Friday, February 18, 2011

Writing Conference & Flashback PSA

Hello everyone, this week I'm at a writing conference! In order to prevent you dying of sheer jealousy, I felt I would do a flashback to a particularly painful post from the past--literally, painful.

Consider this a Public Service Announcement from me to you. It could very well save your life. Pay attention:

The Cardio Cinema may be hazardous to your health.

For those of you who are unfamiliar with the Cardio Cinema, let me explain. It is a special movie theater in a gym. The lights are low, the movie is loud and intense--and you are on the exercise equipment of your choice.

If, like me, you are an unbelievable can be a lethal combination.

Let me set a scene for you. Let me clarify that by doing so, I am in no way admitting to a similar situation in which I developed bruises all over my body.

I repeat, I admit nothing.

Let's say someone entered the Cardio Cinema, prepared for some jogging time on the treadmill. A dark, intense movie is in full swing--"Mission Impossible" perhaps, maybe near the end when they're on the train and it's very dark.

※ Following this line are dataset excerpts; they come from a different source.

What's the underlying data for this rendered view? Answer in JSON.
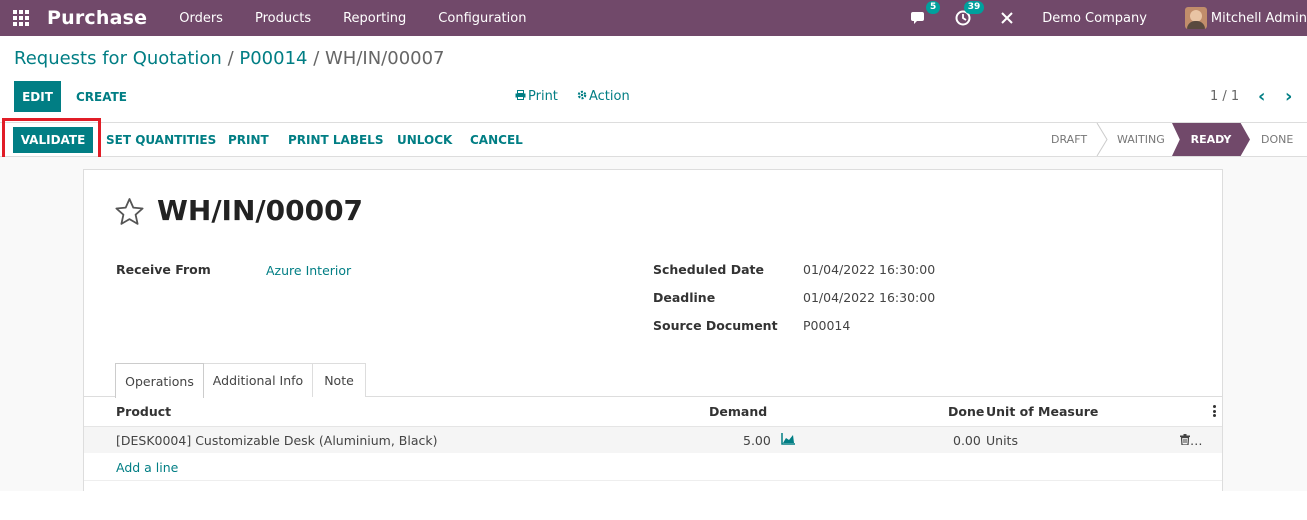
{
  "navbar": {
    "brand": "Purchase",
    "menu": [
      "Orders",
      "Products",
      "Reporting",
      "Configuration"
    ],
    "messages_count": "5",
    "activities_count": "39",
    "company": "Demo Company",
    "user": "Mitchell Admin"
  },
  "breadcrumb": {
    "root": "Requests for Quotation",
    "sep1": " / ",
    "parent": "P00014",
    "sep2": " / ",
    "current": "WH/IN/00007"
  },
  "control_panel": {
    "edit": "EDIT",
    "create": "CREATE",
    "print": "Print",
    "action": "Action",
    "pager": "1 / 1"
  },
  "header_buttons": {
    "validate": "VALIDATE",
    "set_quantities": "SET QUANTITIES",
    "print": "PRINT",
    "print_labels": "PRINT LABELS",
    "unlock": "UNLOCK",
    "cancel": "CANCEL"
  },
  "stages": {
    "draft": "DRAFT",
    "waiting": "WAITING",
    "ready": "READY",
    "done": "DONE",
    "current": "READY"
  },
  "record": {
    "title": "WH/IN/00007",
    "receive_from_label": "Receive From",
    "receive_from": "Azure Interior",
    "scheduled_date_label": "Scheduled Date",
    "scheduled_date": "01/04/2022 16:30:00",
    "deadline_label": "Deadline",
    "deadline": "01/04/2022 16:30:00",
    "source_document_label": "Source Document",
    "source_document": "P00014"
  },
  "tabs": [
    "Operations",
    "Additional Info",
    "Note"
  ],
  "operations": {
    "columns": {
      "product": "Product",
      "demand": "Demand",
      "done": "Done",
      "uom": "Unit of Measure"
    },
    "rows": [
      {
        "product": "[DESK0004] Customizable Desk (Aluminium, Black)",
        "demand": "5.00",
        "done": "0.00",
        "uom": "Units",
        "delete": "…"
      }
    ],
    "add_line": "Add a line"
  },
  "colors": {
    "navbar": "#71496a",
    "primary": "#017e84",
    "highlight": "#e11d27",
    "badge": "#00a09d"
  }
}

This person may find an empty treadmill and finally, through the aid of a cell phone light, find that stupid "Quick Start" button. Success! They are jogging, they are enjoying a good movie, they don't even have to think about the fact that they're exercising.

Quickly, they become so engrossed in the movie, there is no attention paid to the exercise equipment. The left foot may wander to the unmoving edge of the treadmill, where it is puzzled when it is no longer moving. The right foot meanwhile is still trying to keep the body upright so it moves twice as fast while screaming, "WHAT JUST HAPPENED?"

Even in this precarious state, the rebelling eyes are still desperately watching Tom Cruise to see if he gets decapitated by the helicopter blade--after all, he seems to be in more danger than some random person on a treadmill... right?


What happens then, you may ask. Well, I suppose they could fall on their stomachs and get flung off the back of the treadmill, just as the scene moves to a lighted interior train car. Yes, the timing is perfect for everyone behind them to gasp and stare.

Desperate to avoid someone calling 911, this person may jump to their feet as though this was a planned stunt to go along with the movie. A little wave of the hand will surely settle everyone down as they climb back on the treadmill and quietly whisper, "Ow, ow, ow, ow!" under their breath until everyone's eyes return the the movie screen.

Yes, it could happen.

So, let me caution you. If you are going to use a Cardio Cinema, choose a well lit movie and keep your eyes on your feet.

Thank you for your time.


  1. Yep, still dying of sheer jealousy!

  2. LOL! That would so be me! I'm at a conference this weekend too so no jealousy here! Unless of course the weather is better at your conference... ;) San Fran weather leaves a lot to be desired!

  3. I totally remember that story. It's just as funny as the first time.

    But it did nothing to relieve my jealousy of being at a conference.

  4. hahaha

    have a great time at the conference!

  5. I'm so jealous you are at a writing conference!!! Have fun and learn tons. New follower:)

  6. I hope "this person" is all right. Funny story for the rest of us though.

  7. *raises hand*

    *asks, "Can you take me to the conference with you?"*

    Fun post!

  8. Ouch! That so could happen to me. My dad used to tell me I was an accident waiting to happen.